Reisen können getarnt werden. An Ferienorten gibt es Reisebüros. Perfekt für Geldwäsche. 2004 machte der sogenannte Visa-Skandal Furore. Tausende Menschen waren mit dem sogenannten Reiseschutzpass aus der Ukraine über Deutschland nach Portugal, Spanien und andere Länder gereist. Sollen die Bundespolizisten die Fragen aufklären, die damals der Untersuchungsausschuss auch deshalb nicht hat erhellen können, weil die Regierung wechselte. Sollen sie vor Ort ermitteln, wer eigentlich wo aufgetaucht ist und heute was macht? Mit Hilfe des Reiseschutzpasses waren auch Tschetschenen aus Moskau nach Deutschland gereist, die nach Informationen des Russischen Nachrichtendienstes FSB an der Geiselnahme im Moskauer Musicaltheater beteiligt, gewesen sein sollen. Sollen die Bundespolizisten herausfinden, ob einige sich in Spanien oder anderen Urlaubs-Orten aufhalten? Verknüpfen die Beamten dies mit der Sicherheitsüberprüfung für Tomatenpflücker? Denn manche der Menschen, die von der Ukraine mit Hilfe der Reiseschutzpässe via Deutschland gereist waren, sollen in solche Gebiete gefahren sein, in denen Tomaten und anderes Gemüse angebaut wird.


"Supply Chain Security"

Im Rahmen der Europäischen Sicherheitspolitik wird zunehmend auf die sogenannte "supply chain security" gedrängt. Diese Sicherheit in der Lieferkette betrifft auch Gegenden, die zugleich Schleuser anziehen und die Versorgung mit Nahrungsmitteln sicherstellen sollen. Eine gefährliche Mischung. Je knapper Lebensmittel werden, desto wichtiger werden Landwirtschaft und Transport. Wenn sich diese Sektoren aber in Händen von mafiösen Strukturen befinden, die Geschleuste und arme Einheimische ausbeuten, sind Sicherheitsfragen berührt. Daher könnte die EU-Initiative der supply chain security theoretisch eigentlich dazu dienen, Dumpinglöhnen den Garaus zu machen. In der Praxis jedoch wird sie zum "klick in the box"-Verfahren reduziert - also zur reinen Formalie degradiert und somit das vermeintliche mehr an Sicherheit ins Gegenteil verkehrt. Das Modell sieht vor: Produkte sollen vom Ausgangspunkt bis zum Ladenregal zurückverfolgbar sein, beim Transport soll jeder Schritt überwacht sein. Nur ausgewählte Firmen sollen noch grenzüberschreitend Geschäfte machen dürfen. Das klingt gut, klingt nach ehrbarem Kaufmann, ist es aber nicht. Denn so, wie bereits vorher Lieferanten Zollpapiere ausfüllten, so geschieht dies auch jetzt. Abgeglichen wurde lediglich, ob die Papiere stimmig waren. Was wirklich geladen wurde, das überprüften Beamte nur stichprobenartig. Hin und wieder gab es Überraschungen, wenn statt Südfrüchte und landwirtschaftliche Maschinen in Wirklichkeit Waffen in den Containern waren. Mit dem "supply chain"-System wäre dies weiterhin so; die Kontrollen sogar noch reduziert. Denn schließlich sollen nach dem System nur noch ausgewählte Vertragspartner dabei sein, und die entgehen Überprüfungen. Dabei wird jedoch nicht Subsubunternehmerprinzip bedacht.
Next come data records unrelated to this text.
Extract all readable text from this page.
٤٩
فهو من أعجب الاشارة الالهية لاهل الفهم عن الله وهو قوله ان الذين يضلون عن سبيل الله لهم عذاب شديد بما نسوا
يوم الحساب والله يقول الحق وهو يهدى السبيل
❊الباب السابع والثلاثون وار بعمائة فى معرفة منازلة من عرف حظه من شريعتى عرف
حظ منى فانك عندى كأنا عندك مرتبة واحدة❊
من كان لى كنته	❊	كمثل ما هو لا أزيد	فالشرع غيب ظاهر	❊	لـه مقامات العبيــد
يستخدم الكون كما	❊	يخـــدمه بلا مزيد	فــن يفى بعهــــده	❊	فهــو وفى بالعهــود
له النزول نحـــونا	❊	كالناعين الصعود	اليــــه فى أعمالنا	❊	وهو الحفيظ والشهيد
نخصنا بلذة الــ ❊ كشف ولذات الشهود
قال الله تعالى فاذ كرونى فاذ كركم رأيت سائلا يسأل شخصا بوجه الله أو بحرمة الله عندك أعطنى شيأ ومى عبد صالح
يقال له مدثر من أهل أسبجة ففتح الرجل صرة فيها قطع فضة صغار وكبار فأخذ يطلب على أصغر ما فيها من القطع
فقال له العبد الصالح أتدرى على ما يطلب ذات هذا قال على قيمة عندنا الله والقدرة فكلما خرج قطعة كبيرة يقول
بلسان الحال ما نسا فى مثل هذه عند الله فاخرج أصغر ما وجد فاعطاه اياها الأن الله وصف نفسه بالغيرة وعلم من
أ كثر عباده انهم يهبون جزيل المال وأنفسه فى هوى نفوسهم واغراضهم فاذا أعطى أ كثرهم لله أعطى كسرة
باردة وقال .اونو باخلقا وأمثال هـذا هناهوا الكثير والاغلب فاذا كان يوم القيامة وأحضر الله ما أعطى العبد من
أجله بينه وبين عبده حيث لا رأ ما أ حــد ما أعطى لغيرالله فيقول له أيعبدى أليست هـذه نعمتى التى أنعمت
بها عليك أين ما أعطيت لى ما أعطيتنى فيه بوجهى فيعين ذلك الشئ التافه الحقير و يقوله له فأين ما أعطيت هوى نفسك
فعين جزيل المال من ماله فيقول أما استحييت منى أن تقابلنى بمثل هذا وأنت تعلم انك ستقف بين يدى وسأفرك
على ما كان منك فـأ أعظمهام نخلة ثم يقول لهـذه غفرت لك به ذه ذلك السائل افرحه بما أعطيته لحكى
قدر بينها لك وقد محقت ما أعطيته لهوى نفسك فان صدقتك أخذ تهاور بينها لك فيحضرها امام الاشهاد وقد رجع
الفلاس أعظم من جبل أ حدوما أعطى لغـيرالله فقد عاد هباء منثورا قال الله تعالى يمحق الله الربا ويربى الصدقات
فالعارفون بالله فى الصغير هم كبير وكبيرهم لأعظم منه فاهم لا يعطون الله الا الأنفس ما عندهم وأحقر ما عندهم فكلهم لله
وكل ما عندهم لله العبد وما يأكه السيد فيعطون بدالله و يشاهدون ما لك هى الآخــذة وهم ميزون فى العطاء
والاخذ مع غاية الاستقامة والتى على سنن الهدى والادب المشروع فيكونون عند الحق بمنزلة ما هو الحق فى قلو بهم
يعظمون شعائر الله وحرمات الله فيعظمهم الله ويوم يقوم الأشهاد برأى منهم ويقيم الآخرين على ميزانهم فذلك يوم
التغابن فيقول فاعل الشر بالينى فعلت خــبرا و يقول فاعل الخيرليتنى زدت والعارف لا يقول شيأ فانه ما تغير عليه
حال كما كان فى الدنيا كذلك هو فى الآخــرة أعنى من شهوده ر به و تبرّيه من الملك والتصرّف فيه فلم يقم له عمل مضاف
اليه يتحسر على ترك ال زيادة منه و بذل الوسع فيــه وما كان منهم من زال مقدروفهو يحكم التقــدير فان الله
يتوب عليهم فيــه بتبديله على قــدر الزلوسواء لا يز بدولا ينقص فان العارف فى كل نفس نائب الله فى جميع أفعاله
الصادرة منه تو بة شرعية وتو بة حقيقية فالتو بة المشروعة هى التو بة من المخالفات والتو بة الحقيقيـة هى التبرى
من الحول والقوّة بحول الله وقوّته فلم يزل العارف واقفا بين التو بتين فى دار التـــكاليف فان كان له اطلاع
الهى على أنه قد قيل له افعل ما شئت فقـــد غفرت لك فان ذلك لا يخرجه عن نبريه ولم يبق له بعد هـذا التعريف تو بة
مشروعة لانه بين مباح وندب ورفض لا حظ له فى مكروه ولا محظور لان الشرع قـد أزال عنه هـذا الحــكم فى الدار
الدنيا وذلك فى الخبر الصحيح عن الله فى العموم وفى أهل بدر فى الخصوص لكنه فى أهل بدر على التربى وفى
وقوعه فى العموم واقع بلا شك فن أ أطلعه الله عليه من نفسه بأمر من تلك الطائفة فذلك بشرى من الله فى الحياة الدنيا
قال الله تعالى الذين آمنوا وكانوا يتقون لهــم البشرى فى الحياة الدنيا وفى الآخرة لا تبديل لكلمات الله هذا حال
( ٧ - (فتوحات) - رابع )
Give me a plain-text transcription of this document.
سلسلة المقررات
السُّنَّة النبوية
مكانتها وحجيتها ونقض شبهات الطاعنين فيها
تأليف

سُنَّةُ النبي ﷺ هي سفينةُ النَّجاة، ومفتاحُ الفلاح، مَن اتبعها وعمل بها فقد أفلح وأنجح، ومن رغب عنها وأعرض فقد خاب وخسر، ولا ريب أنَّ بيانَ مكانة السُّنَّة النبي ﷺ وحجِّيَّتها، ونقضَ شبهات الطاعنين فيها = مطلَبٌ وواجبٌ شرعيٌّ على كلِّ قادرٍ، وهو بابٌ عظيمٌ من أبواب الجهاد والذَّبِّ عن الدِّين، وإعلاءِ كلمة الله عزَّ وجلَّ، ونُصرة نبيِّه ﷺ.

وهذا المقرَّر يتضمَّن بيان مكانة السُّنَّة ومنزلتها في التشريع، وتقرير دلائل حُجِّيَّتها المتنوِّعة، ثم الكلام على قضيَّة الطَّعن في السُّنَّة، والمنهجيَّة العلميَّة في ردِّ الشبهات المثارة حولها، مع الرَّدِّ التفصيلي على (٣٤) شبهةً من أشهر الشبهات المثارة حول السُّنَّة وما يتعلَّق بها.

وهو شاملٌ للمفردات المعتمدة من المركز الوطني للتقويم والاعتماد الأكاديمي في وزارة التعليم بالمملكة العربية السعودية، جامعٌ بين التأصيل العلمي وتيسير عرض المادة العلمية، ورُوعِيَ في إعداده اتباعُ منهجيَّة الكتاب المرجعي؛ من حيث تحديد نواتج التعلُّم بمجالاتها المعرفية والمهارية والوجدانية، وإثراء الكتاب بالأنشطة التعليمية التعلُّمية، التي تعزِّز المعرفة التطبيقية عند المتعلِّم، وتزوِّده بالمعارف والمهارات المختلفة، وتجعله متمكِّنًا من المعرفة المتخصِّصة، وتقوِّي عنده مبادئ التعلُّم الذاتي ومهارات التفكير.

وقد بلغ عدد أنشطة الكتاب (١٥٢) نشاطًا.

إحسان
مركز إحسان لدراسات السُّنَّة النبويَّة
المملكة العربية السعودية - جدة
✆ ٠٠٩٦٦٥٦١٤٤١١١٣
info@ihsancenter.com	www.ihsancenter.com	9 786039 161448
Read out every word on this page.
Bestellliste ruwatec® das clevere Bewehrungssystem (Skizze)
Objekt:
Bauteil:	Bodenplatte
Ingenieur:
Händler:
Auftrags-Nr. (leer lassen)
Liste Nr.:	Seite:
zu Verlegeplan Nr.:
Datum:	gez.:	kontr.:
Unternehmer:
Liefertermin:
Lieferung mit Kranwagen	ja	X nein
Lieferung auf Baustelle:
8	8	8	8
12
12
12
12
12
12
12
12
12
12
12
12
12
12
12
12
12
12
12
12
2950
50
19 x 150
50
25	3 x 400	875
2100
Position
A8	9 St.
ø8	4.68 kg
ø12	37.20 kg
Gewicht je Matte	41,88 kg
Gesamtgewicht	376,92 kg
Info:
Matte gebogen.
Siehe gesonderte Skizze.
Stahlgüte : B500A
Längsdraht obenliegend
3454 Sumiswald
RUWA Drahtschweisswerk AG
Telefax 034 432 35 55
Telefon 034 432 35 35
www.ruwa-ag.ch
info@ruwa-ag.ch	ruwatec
Und das, obwohl eigentlich jeder mit eigenen Augen täglich sehen kann, dass beispieisweise Paketboten zwar T-Shirts von DHL oder anderen Firmen tragen. Wenn es aber Ärger gibt, dann stößt man rasch auf scheinselbständige Franchise-Nehmer, die Arbeitsbedingungen und Tariflöhne unterlaufen und außer dem Logo nichts mit dem Weltkonzern zu tun haben.

Sicherheit sieht anders aus. Auf diese Weise werden Menschen in falsche Sicherheit gewiegt. Sollen die Bundespolizisten auch diesem Verfahren auf die Schliche kommen? Ausflaggen an Land?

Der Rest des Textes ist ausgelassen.